Hit 'Impregnable' Targets

    A month and a half after Regensburg, heavy bombers pushed northeast from Britain, cut across the Baltic and descended on three cities the Germans obviously had considered impregnable to air attack from the west -- Gdynia, Anklam and Marienburg, the eastern-most scarcely 400 miles from the Russian front. In one decisive bombing attack the men at the Norden bombsights smashed the biggest of the Focke-Wulf assembly plants, just outside Marienburg, and so handed the Luftwaffe possibly its most crippling blow.
    Yet the actual delivery of bombs by the Forts and Liberators was only part of the year's achievements. American fighter planes came to this theater and revolutionized the theory of fighter escort for bombers by eventually providing close cover for the bombers on trips as far as 500 miles into the very depth of Germany, and back again. P47 Thunderbolts and P38 Lightnings, each with long-range auxiliary fuel tanks, were the first U.S. fighter planes to escort the bombers, and their presence made itself obvious in the chart of enemy aircraft destroyed by the bombers.

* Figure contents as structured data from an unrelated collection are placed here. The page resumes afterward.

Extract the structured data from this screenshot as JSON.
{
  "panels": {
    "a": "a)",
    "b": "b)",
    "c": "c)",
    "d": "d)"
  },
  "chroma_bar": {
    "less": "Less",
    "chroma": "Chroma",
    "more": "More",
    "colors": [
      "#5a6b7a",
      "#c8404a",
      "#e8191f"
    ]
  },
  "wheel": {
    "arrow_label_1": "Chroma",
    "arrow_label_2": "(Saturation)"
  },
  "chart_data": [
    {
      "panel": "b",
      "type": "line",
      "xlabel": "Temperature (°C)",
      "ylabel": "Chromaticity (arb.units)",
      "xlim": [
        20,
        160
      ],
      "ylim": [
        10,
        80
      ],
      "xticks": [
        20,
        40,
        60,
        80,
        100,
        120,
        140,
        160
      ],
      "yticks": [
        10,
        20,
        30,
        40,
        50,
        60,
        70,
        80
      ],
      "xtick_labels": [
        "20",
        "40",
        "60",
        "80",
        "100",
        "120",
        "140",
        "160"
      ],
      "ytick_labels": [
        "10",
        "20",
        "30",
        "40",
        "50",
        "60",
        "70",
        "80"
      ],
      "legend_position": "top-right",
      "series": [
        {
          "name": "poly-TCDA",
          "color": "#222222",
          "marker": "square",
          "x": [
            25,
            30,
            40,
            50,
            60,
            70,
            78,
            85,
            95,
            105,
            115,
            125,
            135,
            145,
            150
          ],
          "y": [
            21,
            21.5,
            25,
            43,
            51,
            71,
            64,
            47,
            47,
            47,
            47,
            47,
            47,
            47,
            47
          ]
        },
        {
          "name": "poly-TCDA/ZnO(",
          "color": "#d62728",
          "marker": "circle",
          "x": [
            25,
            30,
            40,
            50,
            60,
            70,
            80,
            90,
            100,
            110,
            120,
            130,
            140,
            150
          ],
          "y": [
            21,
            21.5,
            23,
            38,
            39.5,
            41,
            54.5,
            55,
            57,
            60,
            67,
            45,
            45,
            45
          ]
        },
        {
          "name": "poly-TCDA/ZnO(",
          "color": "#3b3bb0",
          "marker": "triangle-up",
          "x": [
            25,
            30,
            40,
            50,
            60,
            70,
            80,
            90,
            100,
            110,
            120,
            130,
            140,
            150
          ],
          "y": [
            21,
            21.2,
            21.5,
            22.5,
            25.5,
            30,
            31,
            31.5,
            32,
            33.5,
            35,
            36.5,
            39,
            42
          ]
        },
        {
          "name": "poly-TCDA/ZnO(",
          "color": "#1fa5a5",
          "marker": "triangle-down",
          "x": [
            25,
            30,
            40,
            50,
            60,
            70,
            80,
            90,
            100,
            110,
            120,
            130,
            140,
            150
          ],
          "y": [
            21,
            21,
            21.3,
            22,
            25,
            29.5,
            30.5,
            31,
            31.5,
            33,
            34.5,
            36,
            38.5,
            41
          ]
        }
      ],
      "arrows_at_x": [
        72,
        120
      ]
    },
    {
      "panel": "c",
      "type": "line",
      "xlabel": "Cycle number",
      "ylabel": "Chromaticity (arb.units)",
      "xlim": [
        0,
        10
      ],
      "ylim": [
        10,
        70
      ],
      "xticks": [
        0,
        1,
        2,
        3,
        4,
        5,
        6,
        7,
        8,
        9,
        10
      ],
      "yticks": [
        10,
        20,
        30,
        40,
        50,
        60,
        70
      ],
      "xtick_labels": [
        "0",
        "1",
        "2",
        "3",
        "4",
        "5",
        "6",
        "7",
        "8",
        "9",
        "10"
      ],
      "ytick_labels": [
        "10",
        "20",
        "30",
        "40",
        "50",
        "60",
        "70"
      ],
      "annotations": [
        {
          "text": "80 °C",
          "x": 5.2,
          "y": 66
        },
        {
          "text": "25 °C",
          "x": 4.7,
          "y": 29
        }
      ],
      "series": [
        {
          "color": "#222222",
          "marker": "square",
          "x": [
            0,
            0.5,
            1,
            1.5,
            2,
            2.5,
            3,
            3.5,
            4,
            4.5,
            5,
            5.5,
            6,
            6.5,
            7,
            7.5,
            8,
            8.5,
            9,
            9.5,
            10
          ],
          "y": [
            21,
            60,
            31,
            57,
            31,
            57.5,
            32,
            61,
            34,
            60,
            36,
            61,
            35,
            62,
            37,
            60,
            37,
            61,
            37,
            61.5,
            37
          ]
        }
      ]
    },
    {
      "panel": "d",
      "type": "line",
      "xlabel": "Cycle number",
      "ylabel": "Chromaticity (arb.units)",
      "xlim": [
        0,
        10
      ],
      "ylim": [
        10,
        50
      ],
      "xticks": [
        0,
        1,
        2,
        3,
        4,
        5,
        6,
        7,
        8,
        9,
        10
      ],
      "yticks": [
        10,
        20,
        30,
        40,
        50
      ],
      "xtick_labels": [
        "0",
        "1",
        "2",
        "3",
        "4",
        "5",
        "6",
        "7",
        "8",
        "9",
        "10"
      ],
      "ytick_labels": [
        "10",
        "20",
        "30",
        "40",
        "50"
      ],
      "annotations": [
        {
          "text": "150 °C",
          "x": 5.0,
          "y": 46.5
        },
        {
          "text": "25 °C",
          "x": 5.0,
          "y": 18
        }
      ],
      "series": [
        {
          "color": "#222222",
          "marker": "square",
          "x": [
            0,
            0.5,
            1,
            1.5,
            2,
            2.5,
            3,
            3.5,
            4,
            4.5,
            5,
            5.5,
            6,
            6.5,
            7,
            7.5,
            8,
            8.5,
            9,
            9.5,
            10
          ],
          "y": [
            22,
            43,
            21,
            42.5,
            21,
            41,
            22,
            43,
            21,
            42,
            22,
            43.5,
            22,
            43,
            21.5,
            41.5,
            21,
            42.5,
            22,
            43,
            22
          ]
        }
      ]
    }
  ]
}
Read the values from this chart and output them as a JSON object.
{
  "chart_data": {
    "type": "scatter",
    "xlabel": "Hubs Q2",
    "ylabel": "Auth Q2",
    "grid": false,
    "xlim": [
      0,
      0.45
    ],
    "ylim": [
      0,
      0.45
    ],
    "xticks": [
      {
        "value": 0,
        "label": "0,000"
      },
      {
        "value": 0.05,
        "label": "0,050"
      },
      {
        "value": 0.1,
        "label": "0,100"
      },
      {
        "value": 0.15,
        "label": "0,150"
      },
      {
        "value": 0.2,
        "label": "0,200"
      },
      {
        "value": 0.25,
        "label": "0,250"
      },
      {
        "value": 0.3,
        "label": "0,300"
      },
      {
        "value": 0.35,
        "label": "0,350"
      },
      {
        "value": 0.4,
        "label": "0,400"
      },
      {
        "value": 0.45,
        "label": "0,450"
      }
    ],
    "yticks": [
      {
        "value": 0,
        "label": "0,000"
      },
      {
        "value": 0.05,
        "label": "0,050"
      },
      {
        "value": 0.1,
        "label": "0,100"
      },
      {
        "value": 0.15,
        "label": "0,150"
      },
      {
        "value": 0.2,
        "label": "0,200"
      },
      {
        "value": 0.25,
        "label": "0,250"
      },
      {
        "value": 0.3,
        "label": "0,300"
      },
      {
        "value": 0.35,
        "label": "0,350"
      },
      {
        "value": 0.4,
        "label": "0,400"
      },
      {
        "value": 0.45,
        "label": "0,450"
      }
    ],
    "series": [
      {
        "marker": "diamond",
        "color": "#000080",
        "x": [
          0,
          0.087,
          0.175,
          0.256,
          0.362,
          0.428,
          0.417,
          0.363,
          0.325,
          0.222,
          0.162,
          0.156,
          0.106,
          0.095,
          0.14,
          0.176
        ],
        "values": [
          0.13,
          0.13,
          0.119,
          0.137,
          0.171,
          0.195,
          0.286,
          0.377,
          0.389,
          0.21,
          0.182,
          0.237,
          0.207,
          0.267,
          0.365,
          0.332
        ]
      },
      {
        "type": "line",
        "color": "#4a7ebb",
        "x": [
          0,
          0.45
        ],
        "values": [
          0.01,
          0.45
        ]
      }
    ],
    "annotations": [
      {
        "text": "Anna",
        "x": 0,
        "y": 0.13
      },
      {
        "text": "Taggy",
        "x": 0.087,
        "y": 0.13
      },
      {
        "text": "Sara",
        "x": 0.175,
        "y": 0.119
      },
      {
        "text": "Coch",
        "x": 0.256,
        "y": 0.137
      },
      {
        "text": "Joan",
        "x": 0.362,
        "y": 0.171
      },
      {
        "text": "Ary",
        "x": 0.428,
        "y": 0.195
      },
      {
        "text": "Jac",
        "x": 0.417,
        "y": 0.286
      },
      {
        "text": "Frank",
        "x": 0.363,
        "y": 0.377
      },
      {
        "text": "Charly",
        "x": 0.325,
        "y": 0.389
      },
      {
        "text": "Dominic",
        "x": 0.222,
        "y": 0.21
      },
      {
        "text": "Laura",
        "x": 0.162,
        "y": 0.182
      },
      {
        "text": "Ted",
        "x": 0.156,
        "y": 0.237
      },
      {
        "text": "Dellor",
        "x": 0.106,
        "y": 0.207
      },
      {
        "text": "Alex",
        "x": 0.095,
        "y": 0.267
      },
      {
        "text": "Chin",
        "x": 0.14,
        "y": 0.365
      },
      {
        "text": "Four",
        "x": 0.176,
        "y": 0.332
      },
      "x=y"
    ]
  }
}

    American fighter pilots destroyed 447 German aircraft during the year, possibly destroyed 75 more and damaged 230, for the loss of 150 American planes.
    In addition, as the year drew to a close American fighters showed that they, too, could bomb. On Nov. 25 USAAF fighters with bombs slung beneath hammered the Nazi airfields at St. Omer-Fort Rouge and St. Omer-Longuenesse.
    While the Air Service Command stretched its supply and repair facilities across the growing maze of American airfields in Britain, and so kept the bombers and fighters not only flying but able to take on increasingly heavier tasks, one of the most highly controversial airplanes since the Wright brothers learned to fly made its appearance in the theater, came within a scraped wingtip of failing disastrously, and then went on to hang up one of the best records of the war.
    It was the Martin Marauder medium bomber, the B26 "flying prostitute," with two big Pratt and Whitney engines, 11 or 12 .50 caliber guns and a bomb bay that could and did haul 4,000 pounds at a time to Nazi targets.
    After losing all of the ten bombers which made their second low -level raid early in the summer, the Marauders introduced medium level (10,000 to 12,000 feet) attack, and with fine precision hammered the invasion coastline of northern France, Holland and Belgium with such effect that the Luftwaffe was driven inland as much as 50 miles.
    The Marauder record was accomplished with the phenomenally low record of 21 bombers lost, less than one-half of one per cent per mission. Medium bomber tonnage, starting at a scant 197.5 tons in July, touched a high of 2,790 tons in September, and even in the bad weather of the autumn and early winter -- no bombs are dropped on the occupied countries unless the target is clearly visible -- the figure stayed about 1,200 tons per month.